This winter, poconip fog reigned in the Mono Basin. From the first snow in early November to the lengthening days of March, if we weren’t catching monster snowflakes on our tongues from snowstorm after snowstorm, we were enveloped in a frosty low cloud day in and day out. This year’s poconip fog was so persistent, so icy and thick, that it created delicate rime ice branching off of yesterday’s hardened rime ice that was sprouting from last week’s icicles that dangled precipitously from the roof—a nesting doll of winter’s mesmerizing phenomena. In the coldest pockets of the night when the frozen fog was so thick and the frost so heavy, the crystals would drop from all the fractaling branches of every tree and shrub, creating the illusion of fresh snowfall—sometimes almost an inch of crystals would pile up on my porch overnight. In between bouts of moving snow after storms, I would rest my arm on my shovel and watch the twinkling frost flakes flutter down around me—a meditation.
Though the poconip is beautiful and unique, it holds the cold in the basin like a child holds a beloved teddy—tightly. This tenacious cold drives many birds out toward habitats under much warmer blue skies just miles away. The few birds that remain are bold at feeders, sparring with competitors for the seeds that help them survive this trying season. As spring crept closer, the longer and slightly warmer days lifted the poconip earlier and earlier in the day—sometimes we saw the sun by noon—and birds returned to their usual haunts and started twittering rumors of spring. Thankfully, the rumors were true: Spring has sprung!
While we were cozy in our homes, the wildlife was out and about in the basin.
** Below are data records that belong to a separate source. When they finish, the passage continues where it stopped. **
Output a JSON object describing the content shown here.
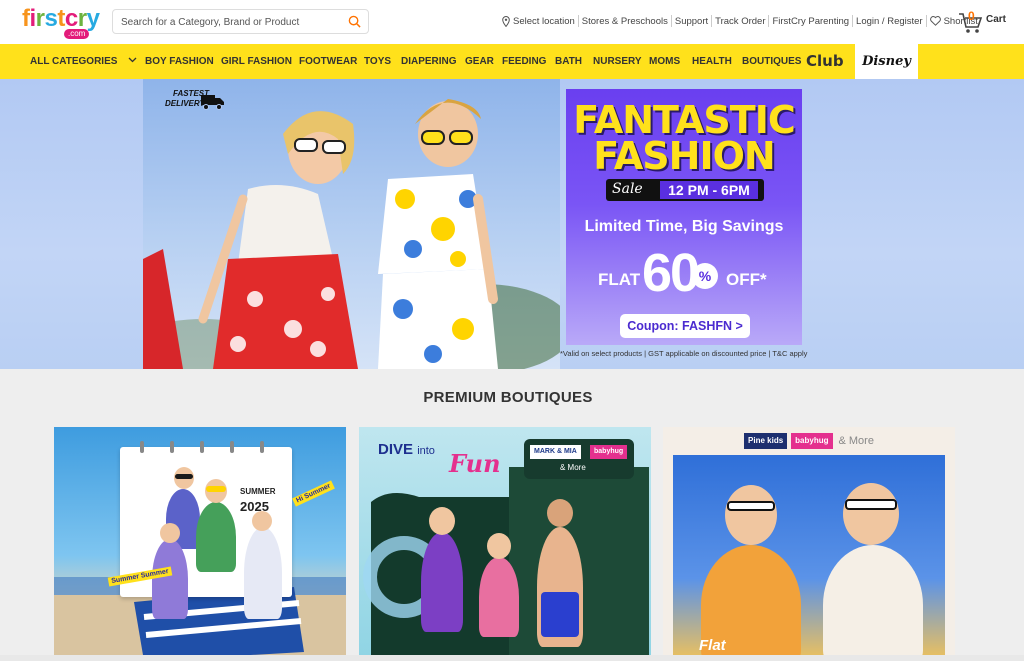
{
  "header": {
    "logo_text": "firstcry",
    "logo_sub": ".com",
    "search_placeholder": "Search for a Category, Brand or Product",
    "links": {
      "location": "Select location",
      "stores": "Stores & Preschools",
      "support": "Support",
      "track": "Track Order",
      "parenting": "FirstCry Parenting",
      "login": "Login / Register",
      "shortlist": "Shortlist"
    },
    "cart_label": "Cart",
    "cart_count": "0"
  },
  "nav": {
    "all_categories": "ALL CATEGORIES",
    "items": [
      "BOY FASHION",
      "GIRL FASHION",
      "FOOTWEAR",
      "TOYS",
      "DIAPERING",
      "GEAR",
      "FEEDING",
      "BATH",
      "NURSERY",
      "MOMS",
      "HEALTH",
      "BOUTIQUES"
    ],
    "club": "Club",
    "disney": "Disney"
  },
  "hero": {
    "badge_line1": "FASTEST",
    "badge_line2": "DELIVERY",
    "headline_line1": "FANTASTIC",
    "headline_line2": "FASHION",
    "sale_word": "Sale",
    "sale_time": "12 PM - 6PM",
    "tagline": "Limited Time, Big Savings",
    "flat": "FLAT",
    "discount": "60",
    "percent": "%",
    "off": "OFF*",
    "coupon": "Coupon: FASHFN >",
    "disclaimer": "*Valid on select products | GST applicable on discounted price | T&C apply"
  },
  "boutiques": {
    "title": "PREMIUM BOUTIQUES",
    "card1": {
      "summer": "SUMMER",
      "year": "2025",
      "tag1": "Summer Summer",
      "tag2": "Hi Summer"
    },
    "card2": {
      "dive": "DIVE",
      "into": "into",
      "fun": "Fun",
      "brand1": "MARK & MIA",
      "brand2": "babyhug",
      "more": "& More"
    },
    "card3": {
      "brand1": "Pine kids",
      "brand2": "babyhug",
      "more": "& More",
      "flat": "Flat"
    }
  },
  "colors": {
    "brand_yellow": "#ffe11b",
    "promo_purple": "#6a3ff0",
    "accent_orange": "#ff7200",
    "pink": "#e31c7a"
  }
}
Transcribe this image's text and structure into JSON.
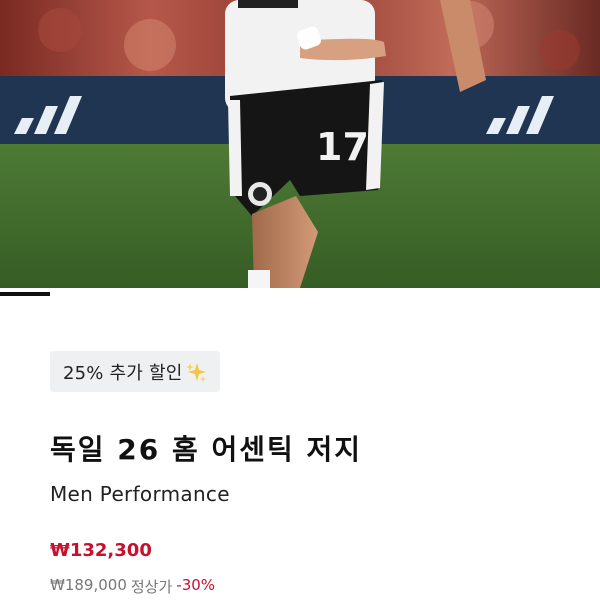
{
  "product": {
    "promo_badge": "25% 추가 할인",
    "promo_badge_icon": "sparkles-icon",
    "title": "독일 26 홈 어센틱 저지",
    "category": "Men Performance",
    "price": "₩132,300",
    "original_price": "₩189,000",
    "original_price_label": "정상가",
    "discount_rate": "-30%"
  },
  "hero": {
    "jersey_number": "17"
  },
  "gallery": {
    "active_index": 1
  },
  "colors": {
    "accent_sale": "#c8102e",
    "badge_bg": "#eef0f2",
    "pitch_green": "#3f6b2c"
  }
}
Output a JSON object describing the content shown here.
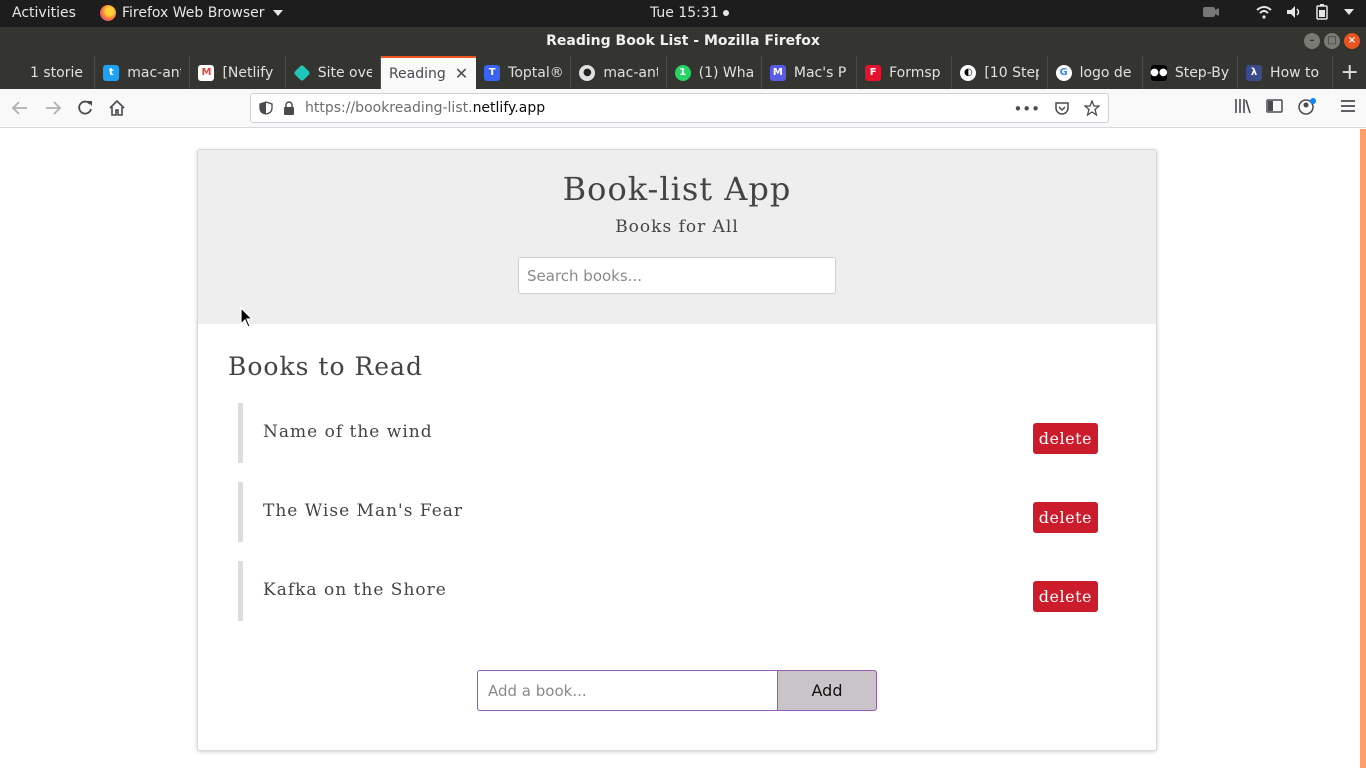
{
  "desktop": {
    "activities": "Activities",
    "app_menu": "Firefox Web Browser",
    "clock": "Tue 15:31"
  },
  "window": {
    "title": "Reading Book List - Mozilla Firefox"
  },
  "tabs": [
    {
      "label": "1 storie",
      "icon": "tab-icon",
      "color": "#343431"
    },
    {
      "label": "mac-ant",
      "icon": "twitter-icon",
      "color": "#1da1f2"
    },
    {
      "label": "[Netlify",
      "icon": "gmail-icon",
      "color": "#ea4335"
    },
    {
      "label": "Site ove",
      "icon": "netlify-icon",
      "color": "#20c6b7"
    },
    {
      "label": "Reading",
      "icon": "none",
      "color": "#f9f9fa",
      "active": true
    },
    {
      "label": "Toptal®",
      "icon": "toptal-icon",
      "color": "#3863f5"
    },
    {
      "label": "mac-ant",
      "icon": "github-icon",
      "color": "#e0e0e0"
    },
    {
      "label": "(1) Wha",
      "icon": "whatsapp-icon",
      "color": "#25d366"
    },
    {
      "label": "Mac's P",
      "icon": "mac-icon",
      "color": "#5a5ce6"
    },
    {
      "label": "Formsp",
      "icon": "formspree-icon",
      "color": "#e5122e"
    },
    {
      "label": "[10 Step",
      "icon": "yin-yang-icon",
      "color": "#ffffff"
    },
    {
      "label": "logo de",
      "icon": "google-icon",
      "color": "#4285f4"
    },
    {
      "label": "Step-By",
      "icon": "medium-icon",
      "color": "#000000"
    },
    {
      "label": "How to",
      "icon": "lambda-icon",
      "color": "#3b4a8a"
    }
  ],
  "urlbar": {
    "url_prefix": "https://bookreading-list.",
    "url_domain": "netlify.app"
  },
  "app": {
    "title": "Book-list App",
    "subtitle": "Books for All",
    "search_placeholder": "Search books...",
    "list_title": "Books to Read",
    "books": [
      {
        "name": "Name of the wind",
        "delete_label": "delete"
      },
      {
        "name": "The Wise Man's Fear",
        "delete_label": "delete"
      },
      {
        "name": "Kafka on the Shore",
        "delete_label": "delete"
      }
    ],
    "add_placeholder": "Add a book...",
    "add_label": "Add",
    "colors": {
      "delete": "#cc1b2b",
      "header_bg": "#eeeeee",
      "add_border": "#9b59b6"
    }
  }
}
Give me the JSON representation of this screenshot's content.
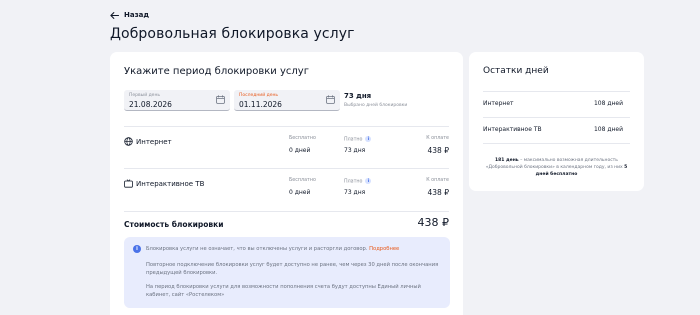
{
  "nav": {
    "back_label": "Назад"
  },
  "page": {
    "title": "Добровольная блокировка услуг"
  },
  "period": {
    "heading": "Укажите период блокировки услуг",
    "first_day": {
      "label": "Первый день",
      "value": "21.08.2026"
    },
    "last_day": {
      "label": "Последний день",
      "value": "01.11.2026"
    },
    "total_days": "73 дня",
    "total_note": "Выбрано дней блокировки"
  },
  "columns": {
    "free": "Бесплатно",
    "paid": "Платно",
    "pay": "К оплате"
  },
  "services": [
    {
      "name": "Интернет",
      "free": "0 дней",
      "paid": "73 дня",
      "pay": "438 ₽"
    },
    {
      "name": "Интерактивное ТВ",
      "free": "0 дней",
      "paid": "73 дня",
      "pay": "438 ₽"
    }
  ],
  "cost": {
    "label": "Стоимость блокировки",
    "value": "438 ₽"
  },
  "notice": {
    "p1_text": "Блокировка услуги не означает, что вы отключены услуги и расторгли договор.",
    "p1_link": "Подробнее",
    "p2": "Повторное подключение блокировки услуг будет доступно не ранее, чем через 30 дней после окончания предыдущей блокировки.",
    "p3": "На период блокировки услуги для возможности пополнения счета будут доступны Единый личный кабинет, сайт «Ростелеком»"
  },
  "remaining": {
    "heading": "Остатки дней",
    "rows": [
      {
        "name": "Интернет",
        "value": "108 дней"
      },
      {
        "name": "Интерактивное ТВ",
        "value": "108 дней"
      }
    ],
    "note_bold1": "181 день",
    "note_mid": " – максимально возможная длительность «Добровольной блокировки» в календарном году, из них ",
    "note_bold2": "5 дней бесплатно"
  }
}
Here are some memorable observations from the season:
Boldly colored and patterned Spotted Towhees revealed themselves in yards and at feeders; they mostly skulk quietly in the depths of thickets throughout the summer, so seeing them contrasted against the white snow was a treat.
Several Woodhouse’s Scrub Jays spent the winter in town, calling loudly while they associated with the Steller’s Jays—this was unusual because Woodhouse’s Scrub Jays are typically shy and secretive in their pinyon-juniper habitat.
Split genetically from the coastal Scrub Jay species a few years ago, hybrids are possible in this area of the Eastern Sierra and each individual requires extra investigation; many go unconfirmed.
A tiny but ferocious Northern Pygmy Owl spent a few weeks hunting songbirds in Lee Vining apple trees.
Multiple regal Mountain Lions were spotted prowling near Navy Beach before the heavy snow; another was slinking through the snowy sagebrush on the rounded ridgeline of a glacial moraine, silhouetted against the Sierra crest.
A Gray Fox was seen prowling in the icy night, its bottlebrush tail almost doubling its body length.
After a birdless morning in Lundy Canyon, a young Golden Eagle soared above the poconip and landed on a big granite boulder to preen.
A Black-tailed Jackrabbit bounded through deep snow near the lakeshore, almost disappearing under the powder with each leap.
A California Quail balanced on Jeffrey pine branches outside my office window, its scallop-printed flank feathers contrasted with the puzzle-piece pattern of tree bark, its topknot feather quivered as it waited for the danger to pass.
A Raven played on its airfoil wings, barrel rolling in the sunshine as the fog lifted south of Lee Vining. A barrel roll is when the bird flips upside down and glides for a second on its back before flipping back over and continuing along its merry way.